Да, он ничего ей не подарил. Зато она ему подарила.

Дней через пять, когда мы мирно завтракали под навесом, во двор ворвалась какая-то женщина лет сорока и обрушилась на Тамару с гневной речью то ли по-грузински, то ли по-абхазски, с обильным вкраплением русских слов типа "сука" и "блядь". Тамара сначала опешила, а потом ответила не менее гневной филиппикой. Дискуссия быстро достигла такого накала, что, казалось, женщины сейчас вцепятся друг другу в волосы. И было не очень понятно, кто победит. На стороне нападавшей была энергия относительной молодости, на стороне Тамары рост и крепость привычного к работе тела. Но до рукопашной не дошло. Женщина в сердцах плюнула под ноги Тамаре и выбежала со двора, хлопнув калиткой.

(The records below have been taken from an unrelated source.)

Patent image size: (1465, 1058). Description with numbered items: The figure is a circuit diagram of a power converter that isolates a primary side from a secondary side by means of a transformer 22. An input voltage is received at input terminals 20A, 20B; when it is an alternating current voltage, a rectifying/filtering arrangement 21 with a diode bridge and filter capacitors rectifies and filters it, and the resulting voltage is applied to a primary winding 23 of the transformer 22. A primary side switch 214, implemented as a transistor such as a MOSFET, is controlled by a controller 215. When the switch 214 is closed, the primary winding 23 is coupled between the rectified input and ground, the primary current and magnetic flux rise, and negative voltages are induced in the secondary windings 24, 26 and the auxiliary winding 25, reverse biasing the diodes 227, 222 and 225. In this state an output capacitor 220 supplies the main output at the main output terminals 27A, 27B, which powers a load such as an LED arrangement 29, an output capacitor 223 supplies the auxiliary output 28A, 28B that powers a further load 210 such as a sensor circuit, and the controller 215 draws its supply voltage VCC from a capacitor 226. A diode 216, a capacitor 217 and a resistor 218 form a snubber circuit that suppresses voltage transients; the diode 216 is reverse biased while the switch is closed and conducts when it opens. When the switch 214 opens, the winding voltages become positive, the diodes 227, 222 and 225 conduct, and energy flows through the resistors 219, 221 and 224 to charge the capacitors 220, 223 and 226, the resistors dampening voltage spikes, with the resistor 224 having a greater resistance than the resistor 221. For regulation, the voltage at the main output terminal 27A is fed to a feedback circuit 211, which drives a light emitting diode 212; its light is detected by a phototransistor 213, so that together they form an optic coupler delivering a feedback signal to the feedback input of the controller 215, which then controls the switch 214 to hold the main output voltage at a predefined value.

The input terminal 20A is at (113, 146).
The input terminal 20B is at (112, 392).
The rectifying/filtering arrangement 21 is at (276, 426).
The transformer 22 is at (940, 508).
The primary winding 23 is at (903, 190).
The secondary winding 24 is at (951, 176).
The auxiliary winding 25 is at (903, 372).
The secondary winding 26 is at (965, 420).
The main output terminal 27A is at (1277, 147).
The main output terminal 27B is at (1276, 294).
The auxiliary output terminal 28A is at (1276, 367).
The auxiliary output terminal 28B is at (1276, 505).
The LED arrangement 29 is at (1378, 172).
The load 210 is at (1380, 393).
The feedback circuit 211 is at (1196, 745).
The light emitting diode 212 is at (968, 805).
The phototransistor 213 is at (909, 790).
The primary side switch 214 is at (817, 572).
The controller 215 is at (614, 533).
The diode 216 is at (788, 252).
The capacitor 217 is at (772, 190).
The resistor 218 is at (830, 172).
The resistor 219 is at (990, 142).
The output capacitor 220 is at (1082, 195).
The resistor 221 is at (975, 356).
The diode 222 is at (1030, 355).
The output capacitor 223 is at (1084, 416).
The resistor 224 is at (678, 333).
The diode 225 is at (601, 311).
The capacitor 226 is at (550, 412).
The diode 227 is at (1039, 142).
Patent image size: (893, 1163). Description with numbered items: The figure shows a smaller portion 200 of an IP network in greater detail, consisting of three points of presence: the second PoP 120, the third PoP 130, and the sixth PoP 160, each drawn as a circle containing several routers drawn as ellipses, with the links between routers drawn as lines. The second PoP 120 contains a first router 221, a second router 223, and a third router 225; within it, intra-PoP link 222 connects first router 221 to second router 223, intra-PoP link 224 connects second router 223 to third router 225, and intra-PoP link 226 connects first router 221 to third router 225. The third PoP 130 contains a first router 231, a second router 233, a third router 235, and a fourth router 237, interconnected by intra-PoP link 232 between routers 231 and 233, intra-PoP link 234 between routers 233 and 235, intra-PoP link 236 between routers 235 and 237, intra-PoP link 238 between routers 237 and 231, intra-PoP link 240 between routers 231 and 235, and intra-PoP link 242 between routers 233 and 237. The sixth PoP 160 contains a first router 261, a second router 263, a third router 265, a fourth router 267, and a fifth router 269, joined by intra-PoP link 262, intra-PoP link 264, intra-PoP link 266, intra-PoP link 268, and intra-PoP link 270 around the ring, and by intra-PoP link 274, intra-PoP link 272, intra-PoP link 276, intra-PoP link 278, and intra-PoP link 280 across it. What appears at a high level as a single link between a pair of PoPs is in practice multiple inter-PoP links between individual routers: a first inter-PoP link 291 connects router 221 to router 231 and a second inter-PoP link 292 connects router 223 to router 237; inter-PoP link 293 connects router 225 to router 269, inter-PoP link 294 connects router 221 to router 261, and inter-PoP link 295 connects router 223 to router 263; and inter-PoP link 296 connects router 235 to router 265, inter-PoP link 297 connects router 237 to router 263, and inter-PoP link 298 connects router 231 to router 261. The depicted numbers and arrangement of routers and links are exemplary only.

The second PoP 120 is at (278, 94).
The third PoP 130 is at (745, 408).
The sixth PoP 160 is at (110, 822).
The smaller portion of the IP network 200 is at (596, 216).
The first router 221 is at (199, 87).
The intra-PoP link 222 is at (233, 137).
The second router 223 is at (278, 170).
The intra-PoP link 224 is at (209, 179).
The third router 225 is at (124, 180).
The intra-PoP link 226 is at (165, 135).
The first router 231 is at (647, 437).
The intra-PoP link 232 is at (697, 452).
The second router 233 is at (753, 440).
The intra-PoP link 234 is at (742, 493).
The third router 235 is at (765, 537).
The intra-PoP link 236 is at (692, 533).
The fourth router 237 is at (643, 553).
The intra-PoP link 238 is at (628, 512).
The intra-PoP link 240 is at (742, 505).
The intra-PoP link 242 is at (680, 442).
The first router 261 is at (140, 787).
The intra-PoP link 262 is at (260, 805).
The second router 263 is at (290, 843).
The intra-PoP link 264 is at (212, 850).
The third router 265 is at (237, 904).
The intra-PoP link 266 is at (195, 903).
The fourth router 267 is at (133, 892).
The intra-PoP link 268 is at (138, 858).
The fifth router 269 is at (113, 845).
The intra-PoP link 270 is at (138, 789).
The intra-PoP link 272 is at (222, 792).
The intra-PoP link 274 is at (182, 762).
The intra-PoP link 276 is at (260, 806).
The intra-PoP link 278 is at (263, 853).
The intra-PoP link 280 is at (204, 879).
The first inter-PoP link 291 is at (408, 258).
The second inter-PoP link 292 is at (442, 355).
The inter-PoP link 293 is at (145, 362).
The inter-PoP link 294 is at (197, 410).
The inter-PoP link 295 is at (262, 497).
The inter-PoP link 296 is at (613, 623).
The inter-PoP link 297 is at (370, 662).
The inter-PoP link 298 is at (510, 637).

- Ты лучше за мужем следи! - напутствовала её хозяйка по-русски.

- Это кто, Тамара? - спросил я.

- А! Соседка, жена Марата. Она будет мне указывать, кого пускать, кого не пускать. Мой дом, кого хочу, того пускаю. Я сводня? Я не сводня, я честная хозяйка. Я никого не обманываю, меня никто не обманывает. А если тебе ничем удержать мужа при себе, кто тебе виноват? Тамара виновата, пускает разных блядей!

- Да что случилось? - заинтересовался полковник, глуховатость которого пробили децибелы словесной схватки.

- А! Марат подцепил маленькую неприятность. А она от него. Откуда я знаю, где подцепил? Может, от Жанны. Может, не от Жанны. Какое мне дело?

- Маленькая неприятность - это что? - углубился в тему полковник. - Большая неприятность - это сифилис. Сифон, как мы называли. А маленькая - триппер. Офицерский насморк. Я не медик, я артиллерист.

- Да не триппер, - сказала Тамара. - Вошки, такие маленькие. На пизде.

- Так это совсем ерунда! - почему-то обрадовался полковник. - Научно говоря, лобковая вошь. А попросту мандавошки. Случалось мне цеплять. Раза три. Или четыре? Точно не помню. Сейчас есть разные препараты, а раньше мы просто делали: волосы с мудей сбриваешь и намазываешь керосином. С неделю воняешь. И как рукой снимает.

- Полковник, здесь дамы, - напомнил я.

- А что дамы? Дамам это тоже полезно знать. И вот что я вам, дамы, скажу. Если ваш ёбарь будет говорить, что подцепил мандавошек от грязного белья или в бане, не верьте. Я всегда так говорил. Врал. Только в койке, исключительно в койке!.. Что-то я разговорился. Пора к морю. Шум волн успокаивает нервы.

Перед отъездом мы последний раз прошли по пляжу, из конца в конец, от дома Тамары до центра города, где под пальмами сидели степенные старики, пили кафе и играли в нарды. Молодежь толпилась возле белой "Волги" с удивительно тихо работающим мотором и выражала восхищение цоканьем языками и гортанными "вах". Сухуми был пасмурным, но мирным. Еще мирным.

А в августе 92-го года начались грузино-абхазские войны. Я не очень вникал, чего они там не поделили. Не до того было, нам бы самим выжить. Гладя по телевизору, как по ночному городу лупят "Грады", всё пытался увидеть особняк Тамары. Ничего не увидел. Так и не знаю, уцелел ли дом, жива ли Тамара или мыкается беженкой, жив ли маленький начальник Марат с его замечательным стальным кинжалом или пал смертью храбрых в борьбе за независимость Абхазии.